Letter to My Muse Regarding Jules Michelet (1798-1874)

Edwin Blashfield's Prose Mural under the barrel-vaulted ceiling of the Detroit Public Library
My Dear Heavenly Muse,
When I consider whom you’ve inspired throughout your Chronicles of Time—Moses on Mt. Sinai, Michelangelo under the Sistine Chapel—I imagine your hand upon Edwin Blashfield’s shoulder while he stood on the balustrade of the Detroit Public Library. Thank you for whispering Jules Michelet into his ear. I may never have met him otherwise.
It’s a pleasant surprise to become acquainted with a French writer who cherished his country’s history and wasn’t a womanizer. Also, I’d never heard the term “Huguenot” which describes the religious traditions of Michelet’s family tied to 1517 in Wittenberg, Germany. Yes, the place you inspired Martin Luther to nail his Ninety-Five Theses to the church door. There, he offered Christians another manner to worship within the Protestant Reformation.
John Calvin (1509-1564), a Frenchman and Huguenot, supported the Reformation. Calvin influenced his kinsmen to leave the Roman Catholic Church and embrace Christian worship from Biblical texts in a more personal relationship with God.
Unlike many Huguenots of that period who fled the violence of French Catholics and kings for refuge in the New World, the Michelets remained in France. Over a hundred years later, Jules was born in Paris in August 1798. His father was a printer of meager means who kept his son in school with high expectations. 
Michelet published his Introduction à l'histoire universelle in 1831. In 1838 he was appointed professor at the Collège de France where he held the chair of History and Ethics. His "peculiar romantic and visionary qualities" made him one the most stimulating of all historians.
His account "featured his tendency to indulge in historical suggestions which, although associated with solid facts, are not always trustworthy. The Introduction à l'histoire universelle was in fact partly inspired by the anti-rationalist approach of the philosopher Vico who had proclaimed the triumph of the imagination over analysis."
  Michelet completed his study Histoire de France in 1867, one hundred years before I graduated from high school. The work contains over 19 volumes. And that's without a word processor. Most authorities say Michelet was perhaps the first historian to imagine anything like "a picturesque history of the middle ages." They say his account is "still the most vivid that exists." 
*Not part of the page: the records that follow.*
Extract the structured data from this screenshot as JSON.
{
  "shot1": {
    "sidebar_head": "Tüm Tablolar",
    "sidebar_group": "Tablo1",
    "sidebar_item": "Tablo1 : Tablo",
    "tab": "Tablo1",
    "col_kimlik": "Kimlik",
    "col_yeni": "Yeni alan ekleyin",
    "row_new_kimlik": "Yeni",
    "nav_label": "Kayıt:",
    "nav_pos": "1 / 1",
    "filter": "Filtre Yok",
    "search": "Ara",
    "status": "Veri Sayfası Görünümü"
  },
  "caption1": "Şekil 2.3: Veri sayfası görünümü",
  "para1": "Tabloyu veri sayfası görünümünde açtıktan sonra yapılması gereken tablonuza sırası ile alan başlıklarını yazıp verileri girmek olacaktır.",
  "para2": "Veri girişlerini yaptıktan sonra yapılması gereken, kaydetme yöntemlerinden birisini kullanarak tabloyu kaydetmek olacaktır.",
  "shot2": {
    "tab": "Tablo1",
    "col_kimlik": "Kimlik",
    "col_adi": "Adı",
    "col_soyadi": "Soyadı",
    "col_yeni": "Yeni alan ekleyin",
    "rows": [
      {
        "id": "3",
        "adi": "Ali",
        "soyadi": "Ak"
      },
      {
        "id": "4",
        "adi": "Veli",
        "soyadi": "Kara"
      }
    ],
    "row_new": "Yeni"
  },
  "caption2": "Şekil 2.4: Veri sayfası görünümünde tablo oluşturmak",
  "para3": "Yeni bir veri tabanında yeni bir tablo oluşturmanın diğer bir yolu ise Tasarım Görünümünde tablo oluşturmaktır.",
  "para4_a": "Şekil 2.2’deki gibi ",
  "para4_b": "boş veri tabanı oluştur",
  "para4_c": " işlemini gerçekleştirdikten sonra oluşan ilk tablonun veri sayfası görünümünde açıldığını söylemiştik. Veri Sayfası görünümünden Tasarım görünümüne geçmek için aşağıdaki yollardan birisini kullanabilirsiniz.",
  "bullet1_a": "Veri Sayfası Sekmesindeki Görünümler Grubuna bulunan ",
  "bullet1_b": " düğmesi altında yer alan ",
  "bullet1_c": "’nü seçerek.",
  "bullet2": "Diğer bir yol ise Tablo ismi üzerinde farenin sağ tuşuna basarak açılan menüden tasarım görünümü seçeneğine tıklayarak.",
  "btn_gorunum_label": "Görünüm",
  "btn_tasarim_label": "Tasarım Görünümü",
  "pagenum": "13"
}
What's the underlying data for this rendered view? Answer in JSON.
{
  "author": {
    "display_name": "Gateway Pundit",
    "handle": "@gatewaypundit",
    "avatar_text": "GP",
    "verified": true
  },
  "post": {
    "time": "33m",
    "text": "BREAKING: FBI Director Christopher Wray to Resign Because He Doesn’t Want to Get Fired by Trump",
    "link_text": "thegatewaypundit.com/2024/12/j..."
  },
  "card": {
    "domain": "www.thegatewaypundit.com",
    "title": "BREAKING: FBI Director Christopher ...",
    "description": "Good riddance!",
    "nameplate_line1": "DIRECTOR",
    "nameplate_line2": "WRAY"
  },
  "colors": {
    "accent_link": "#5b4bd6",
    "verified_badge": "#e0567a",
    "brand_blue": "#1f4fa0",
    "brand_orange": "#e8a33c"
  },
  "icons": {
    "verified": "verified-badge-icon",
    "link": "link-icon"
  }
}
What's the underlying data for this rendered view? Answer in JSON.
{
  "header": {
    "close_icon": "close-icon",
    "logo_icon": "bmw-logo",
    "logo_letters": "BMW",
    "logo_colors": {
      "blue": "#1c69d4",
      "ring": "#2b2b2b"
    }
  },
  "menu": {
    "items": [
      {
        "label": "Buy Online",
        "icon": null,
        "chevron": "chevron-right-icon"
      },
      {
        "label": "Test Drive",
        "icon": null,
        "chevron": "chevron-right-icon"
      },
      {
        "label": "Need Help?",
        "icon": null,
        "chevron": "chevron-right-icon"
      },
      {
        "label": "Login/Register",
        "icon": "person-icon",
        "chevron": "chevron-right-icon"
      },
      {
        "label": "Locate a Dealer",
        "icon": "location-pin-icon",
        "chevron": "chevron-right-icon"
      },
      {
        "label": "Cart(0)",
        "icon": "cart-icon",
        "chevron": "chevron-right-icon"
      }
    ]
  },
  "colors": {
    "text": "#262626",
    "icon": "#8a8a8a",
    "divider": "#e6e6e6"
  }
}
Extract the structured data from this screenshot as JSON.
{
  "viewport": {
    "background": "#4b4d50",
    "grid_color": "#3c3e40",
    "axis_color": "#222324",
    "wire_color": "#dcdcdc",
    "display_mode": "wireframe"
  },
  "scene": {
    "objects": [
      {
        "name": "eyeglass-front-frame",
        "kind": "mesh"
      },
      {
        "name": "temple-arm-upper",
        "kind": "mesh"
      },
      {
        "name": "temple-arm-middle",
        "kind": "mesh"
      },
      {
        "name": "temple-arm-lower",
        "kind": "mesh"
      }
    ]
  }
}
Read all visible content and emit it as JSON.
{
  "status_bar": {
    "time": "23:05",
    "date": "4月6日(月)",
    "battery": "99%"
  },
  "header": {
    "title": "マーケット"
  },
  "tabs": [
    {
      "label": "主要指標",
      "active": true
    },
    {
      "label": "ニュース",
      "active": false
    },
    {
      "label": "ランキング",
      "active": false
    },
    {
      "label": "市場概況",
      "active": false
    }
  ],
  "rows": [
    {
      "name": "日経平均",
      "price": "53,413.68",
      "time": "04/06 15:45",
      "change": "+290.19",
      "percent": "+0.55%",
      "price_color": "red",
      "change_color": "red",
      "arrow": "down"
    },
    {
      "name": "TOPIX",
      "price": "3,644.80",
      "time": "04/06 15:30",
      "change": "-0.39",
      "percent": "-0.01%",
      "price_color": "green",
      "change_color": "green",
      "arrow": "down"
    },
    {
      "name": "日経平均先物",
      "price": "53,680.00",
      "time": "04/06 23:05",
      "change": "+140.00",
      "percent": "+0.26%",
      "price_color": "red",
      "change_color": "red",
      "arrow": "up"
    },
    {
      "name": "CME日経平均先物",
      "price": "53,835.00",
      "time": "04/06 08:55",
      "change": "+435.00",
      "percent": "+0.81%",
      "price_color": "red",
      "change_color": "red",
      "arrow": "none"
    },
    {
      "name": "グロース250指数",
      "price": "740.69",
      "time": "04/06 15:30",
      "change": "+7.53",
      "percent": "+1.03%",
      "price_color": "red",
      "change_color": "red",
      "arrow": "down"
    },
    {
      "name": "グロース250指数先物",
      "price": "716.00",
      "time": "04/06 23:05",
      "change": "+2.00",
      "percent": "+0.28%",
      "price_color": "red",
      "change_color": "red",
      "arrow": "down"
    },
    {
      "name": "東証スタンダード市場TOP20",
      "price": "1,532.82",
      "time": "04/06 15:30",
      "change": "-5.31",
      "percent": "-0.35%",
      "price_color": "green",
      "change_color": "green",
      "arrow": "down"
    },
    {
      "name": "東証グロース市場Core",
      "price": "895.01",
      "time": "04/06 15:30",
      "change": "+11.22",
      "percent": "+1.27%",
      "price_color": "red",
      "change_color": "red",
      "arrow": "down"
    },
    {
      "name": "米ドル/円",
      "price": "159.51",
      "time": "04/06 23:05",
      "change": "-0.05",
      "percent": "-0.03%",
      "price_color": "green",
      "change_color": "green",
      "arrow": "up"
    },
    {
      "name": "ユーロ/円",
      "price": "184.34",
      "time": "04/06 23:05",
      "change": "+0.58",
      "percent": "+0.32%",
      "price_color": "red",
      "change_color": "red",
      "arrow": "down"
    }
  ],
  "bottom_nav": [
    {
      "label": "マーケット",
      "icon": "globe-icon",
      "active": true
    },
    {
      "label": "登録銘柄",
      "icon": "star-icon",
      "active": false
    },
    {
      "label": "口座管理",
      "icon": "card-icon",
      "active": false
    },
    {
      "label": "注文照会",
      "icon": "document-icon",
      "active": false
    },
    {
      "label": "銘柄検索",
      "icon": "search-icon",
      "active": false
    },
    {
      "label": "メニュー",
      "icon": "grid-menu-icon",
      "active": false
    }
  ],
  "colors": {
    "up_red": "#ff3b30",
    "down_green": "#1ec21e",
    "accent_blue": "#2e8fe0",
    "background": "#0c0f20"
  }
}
Michelet's "style, emotional strength, and powerful evocation make Histoire de France a masterpiece of French literature." He "traced the biography of the nation as a whole, instead of concentrating on persons or groups of persons.”
Hmmm…I like that word “traced”, Muse. I trace my history and the Protestant tradition of my ancestors. It all began with Luther. I am part of the whole from Germany, Ireland, Scotland, and Appalachia.  
Who knows (other than you), with 90% DNA Northern European, I could be related to Michelet. That would explain my passion for history. What do you think? Just what do you have in mind for my history and stories? 
I write and wait patiently for your reply.